Vanuatu: laplap is the national dish, grated taro or yam mixed with coconut cream and meat, wrapped in leaves and baked in a ground oven. It is starchy, rich, and not obviously delicious on first encounter, but it is specific to this place and worth trying seriously. The Friday night food market in Port Vila on the Efate waterfront has laplap alongside fresh seafood and local produce from the surrounding fertile volcanic farmland.
French Polynesia: the food in Tahiti and Bora Bora is often French-influenced and served in resort dining rooms at resort prices. The exception is the roulottes (food trucks) that set up on the Papeete waterfront in Tahiti, particularly around the ferry terminal. These sell poisson cru (the Tahitian version of ika mata), Chinese noodles, steak frites, and fresh fruit juice at prices locals can afford.
Where to Stay
The resort-versus-local-accommodation divide matters more in the Pacific than in most parts of the world, because the physical isolation of many properties means you are essentially choosing which ecosystem you inhabit for your trip.
In Fiji, the Mamanuca and Yasawa island chains have properties ranging from backpacker-oriented (camping and shared dorms on some islands for USD 50 to 80 a night) to the upper end of luxury (private island resorts like Turtle Island, around USD 3,000 per night).

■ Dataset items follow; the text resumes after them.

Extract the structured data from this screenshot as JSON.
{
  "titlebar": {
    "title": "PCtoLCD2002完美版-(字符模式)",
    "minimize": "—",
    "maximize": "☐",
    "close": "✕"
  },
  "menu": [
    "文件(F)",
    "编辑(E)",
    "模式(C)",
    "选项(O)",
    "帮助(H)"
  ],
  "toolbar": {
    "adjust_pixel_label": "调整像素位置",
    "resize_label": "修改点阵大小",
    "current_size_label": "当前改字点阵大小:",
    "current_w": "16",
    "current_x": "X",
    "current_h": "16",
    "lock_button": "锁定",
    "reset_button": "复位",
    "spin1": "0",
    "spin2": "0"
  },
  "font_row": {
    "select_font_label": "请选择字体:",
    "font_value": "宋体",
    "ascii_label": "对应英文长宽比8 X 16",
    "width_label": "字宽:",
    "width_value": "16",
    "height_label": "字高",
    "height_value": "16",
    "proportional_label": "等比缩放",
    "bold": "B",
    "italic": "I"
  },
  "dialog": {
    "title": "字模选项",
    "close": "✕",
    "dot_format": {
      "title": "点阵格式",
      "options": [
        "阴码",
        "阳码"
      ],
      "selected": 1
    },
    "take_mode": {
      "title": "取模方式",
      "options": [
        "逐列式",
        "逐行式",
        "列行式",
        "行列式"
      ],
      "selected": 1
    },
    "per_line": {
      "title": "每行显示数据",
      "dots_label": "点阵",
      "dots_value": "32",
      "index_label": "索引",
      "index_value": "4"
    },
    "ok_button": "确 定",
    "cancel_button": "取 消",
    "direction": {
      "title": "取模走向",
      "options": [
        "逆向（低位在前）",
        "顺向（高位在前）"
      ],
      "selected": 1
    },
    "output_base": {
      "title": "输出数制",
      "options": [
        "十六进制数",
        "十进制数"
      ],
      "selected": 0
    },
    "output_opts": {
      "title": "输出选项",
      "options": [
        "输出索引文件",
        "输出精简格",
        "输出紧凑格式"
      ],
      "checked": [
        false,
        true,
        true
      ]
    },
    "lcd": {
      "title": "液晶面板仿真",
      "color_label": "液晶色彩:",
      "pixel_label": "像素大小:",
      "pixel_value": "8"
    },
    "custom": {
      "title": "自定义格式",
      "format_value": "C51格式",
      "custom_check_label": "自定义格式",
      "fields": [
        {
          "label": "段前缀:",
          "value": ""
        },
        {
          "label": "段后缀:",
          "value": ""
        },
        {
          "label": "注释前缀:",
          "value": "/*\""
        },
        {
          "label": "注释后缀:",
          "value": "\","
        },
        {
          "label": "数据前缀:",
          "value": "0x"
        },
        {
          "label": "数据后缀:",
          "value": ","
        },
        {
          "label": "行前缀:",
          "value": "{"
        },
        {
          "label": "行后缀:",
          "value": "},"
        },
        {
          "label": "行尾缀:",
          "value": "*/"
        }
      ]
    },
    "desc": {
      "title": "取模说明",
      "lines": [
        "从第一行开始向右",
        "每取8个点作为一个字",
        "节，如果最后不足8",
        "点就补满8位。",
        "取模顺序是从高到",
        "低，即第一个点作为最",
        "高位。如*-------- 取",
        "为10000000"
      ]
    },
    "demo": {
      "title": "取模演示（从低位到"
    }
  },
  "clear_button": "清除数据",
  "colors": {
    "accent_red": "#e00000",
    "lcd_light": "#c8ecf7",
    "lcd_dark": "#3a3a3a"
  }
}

The middle range, around USD 200 to 400 per night, gets you a legitimate bungalow with lagoon access, a dive center on-site, and reasonably good food. The difference between a USD 250 and a USD 600 room in Fiji is real but smaller than you might expect.
In Cook Islands, the boutique options around Rarotonga’s south coast offer good value relative to the French Polynesia equivalent. Most resorts here are small (under 30 rooms), family-run or locally owned, and more connected to the actual island community than larger chain operations. For Aitutaki, accommodation is limited; book at least four to six months ahead for peak season (July to August).
For Vanuatu, stay in Efate for logistics and connections, but budget at least one or two nights in Tanna if you are visiting Yasur. The basic guesthouses near the volcano are exactly that (basic), but the experience of watching eruptions from your own porch at night justifies the lack of amenities.
Practical Logistics
Flight connections across the Pacific have improved through 2025-2026, with several new routes adding flexibility to multi-destination itineraries. Fiji Airways connects Fiji to French Polynesia, Australia, New Zealand, and increasingly to North America via Los Angeles. Air New Zealand hubs through Auckland for most South Pacific connections. Building a trip that combines two or three island groups is more feasible than it was five years ago.
A few hard realities: the Pacific is far from most places and flights are expensive. Accommodation prices are high relative to quality by global comparison. The environmental pressures on coral reefs are serious and worsening with ocean warming; some of the best dive sites you might read about from 2018 reports now look different. Research current reef conditions before booking a trip specifically for diving.
The reef situation makes the conservation focus of several operators in Fiji and Palau particularly relevant: if you are going anyway, choosing properties running coral restoration programs or marine reserve partnerships is a concrete way to ensure your visit fees go somewhere useful.
One specific tip for first-timers deciding between destinations: if budget is the primary constraint, Cook Islands offers the best version of the Pacific experience for the money. If diving is the primary motivation, Fiji’s Bligh Waters or Palau’s Blue Corner are the targets. If the word “overwater bungalow” is genuinely at the top of your list, French Polynesia is worth saving for.